You have had to make some uncomfortable decisions in the course of your career. When you started at the Schenck Group, you had to implement a corporate restructuring plan.

That is correct. I had to lay off several hundred employees. A few years later I made the decision to lay off 800 people at Dürr. I had no choice; the company was in a difficult situation. But I consider it part of my job in such situations to not just hide in my office but to face the people at the employee meeting. When the first people start crying, it's not a good feeling.

Dürr's annual turnover fell to 1.1 billion euros during the financial crisis – now it's back at almost four billion. How did you manage that?

I stood up at the employee meeting and said: "We need to get the word 'crisis' out of our heads. This is no crisis; it's a downturn." This time was an opportunity for us to prepare for the next upturn. And it was sure to come, unless you believed it was the end of the world. So we went to China, which was hit less strongly by the crisis, and expanded our operations in the development of paint systems for the automobile industry there. I hired people there without having enough orders. We worked at full capacity even before the demand picked up again. I thought to myself: If this plan works, we'll notch up a success. If not, I'll resign and someone else will take over my job. It worked: In 2010 we increased our market share in China to 80 percent in this segment.

You once said: "I'm not a manager who drinks coffee and looks at the numbers." What do you do instead?

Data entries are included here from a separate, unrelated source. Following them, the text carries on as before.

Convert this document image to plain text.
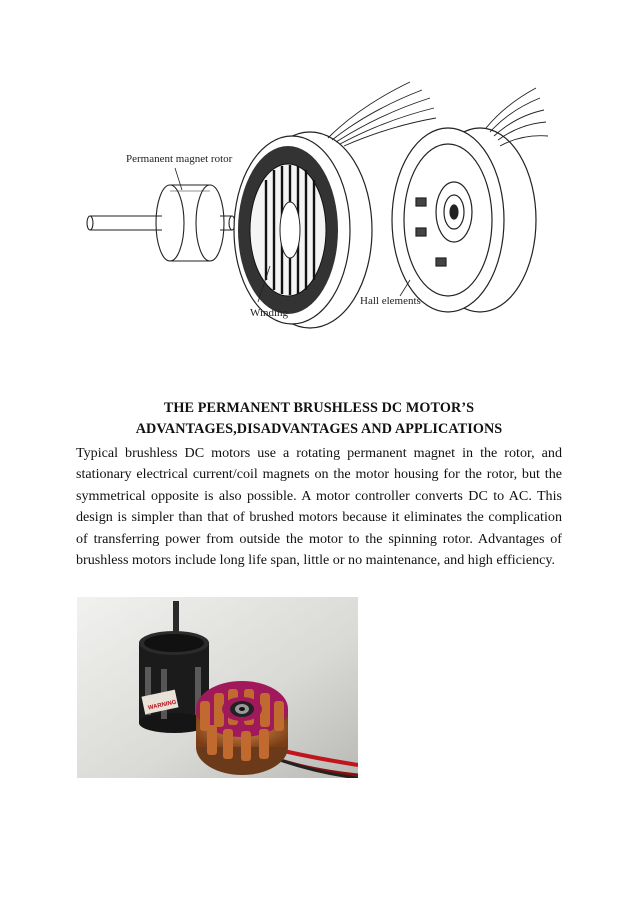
Permanent magnet rotor
Winding
Hall elements
THE PERMANENT BRUSHLESS DC MOTOR’S
ADVANTAGES,DISADVANTAGES AND APPLICATIONS
Typical brushless DC motors use a rotating permanent magnet in the rotor, and stationary electrical current/coil magnets on the motor housing for the rotor, but the symmetrical opposite is also possible. A motor controller converts DC to AC. This design is simpler than that of brushed motors because it eliminates the complication of transferring power from outside the motor to the spinning rotor. Advantages of brushless motors include long life span, little or no maintenance, and high efficiency.
WARNING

In principle, I could do my job any place where I have internet access and a telephone, but that's not what I want. I'm also not the type of manager to engage in "helicopter management": flying somewhere to look at a company for two hours and getting an unrealistic picture because everything was brought into order beforehand. I consider it important to be close to the employees, because the only way to find out about morale and trends is by being around in person. For all the benefits the digital revolution has brought us, nothing can replace a face-to-face discussion. When a company buys a paint system that costs between 50 and 150 million euros from us, I want to be there at the negotiations.

How often does that happen?

Every time I go on vacation. I don't get much free time. Most of my weekends get interrupted by work. A place I can relax well is on nighttime flights: No one can call me, no one can write me emails, and I finally have time to reflect.

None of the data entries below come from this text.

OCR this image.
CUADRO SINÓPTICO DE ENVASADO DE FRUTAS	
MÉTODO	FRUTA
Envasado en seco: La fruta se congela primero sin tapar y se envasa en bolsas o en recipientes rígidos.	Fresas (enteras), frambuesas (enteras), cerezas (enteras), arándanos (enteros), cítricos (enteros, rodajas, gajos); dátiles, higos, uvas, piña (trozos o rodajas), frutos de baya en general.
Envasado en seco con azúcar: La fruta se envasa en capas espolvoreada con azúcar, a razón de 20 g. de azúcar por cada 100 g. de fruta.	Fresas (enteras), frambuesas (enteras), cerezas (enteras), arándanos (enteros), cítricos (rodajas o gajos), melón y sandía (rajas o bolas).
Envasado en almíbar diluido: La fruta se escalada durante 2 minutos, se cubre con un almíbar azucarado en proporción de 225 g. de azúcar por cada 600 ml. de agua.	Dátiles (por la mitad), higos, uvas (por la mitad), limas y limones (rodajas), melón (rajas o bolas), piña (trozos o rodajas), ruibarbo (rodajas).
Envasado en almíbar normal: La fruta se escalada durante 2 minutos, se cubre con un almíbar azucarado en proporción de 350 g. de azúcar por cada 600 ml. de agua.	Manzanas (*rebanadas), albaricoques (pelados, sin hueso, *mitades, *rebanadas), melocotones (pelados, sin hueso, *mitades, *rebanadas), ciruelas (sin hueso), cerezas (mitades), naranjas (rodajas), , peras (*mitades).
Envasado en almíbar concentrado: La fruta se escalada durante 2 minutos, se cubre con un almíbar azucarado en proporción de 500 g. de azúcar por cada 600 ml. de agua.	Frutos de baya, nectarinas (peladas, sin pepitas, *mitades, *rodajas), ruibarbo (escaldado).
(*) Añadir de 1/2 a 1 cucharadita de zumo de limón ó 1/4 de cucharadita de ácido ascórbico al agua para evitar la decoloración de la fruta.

You've been supporting the University of Freiburg for years by funding a scholarship for the Deutschlandstipendium program. Why is it important for you to support your alma mater?

I earned my degree at public expense. I want to give something back, and I find that perfectly normal. What confirmed me in my decision later on was a letter I received from a student. She thanked me for the freedom the scholarship gave her. When I was a student, I had to pay for everything myself – I spent every free minute driving a truck. My father passed away a year before my graduation, so I spent my days liquidating his firm and earning money and my nights studying for exams. I feel good knowing that a young person today has less stress than I did back then.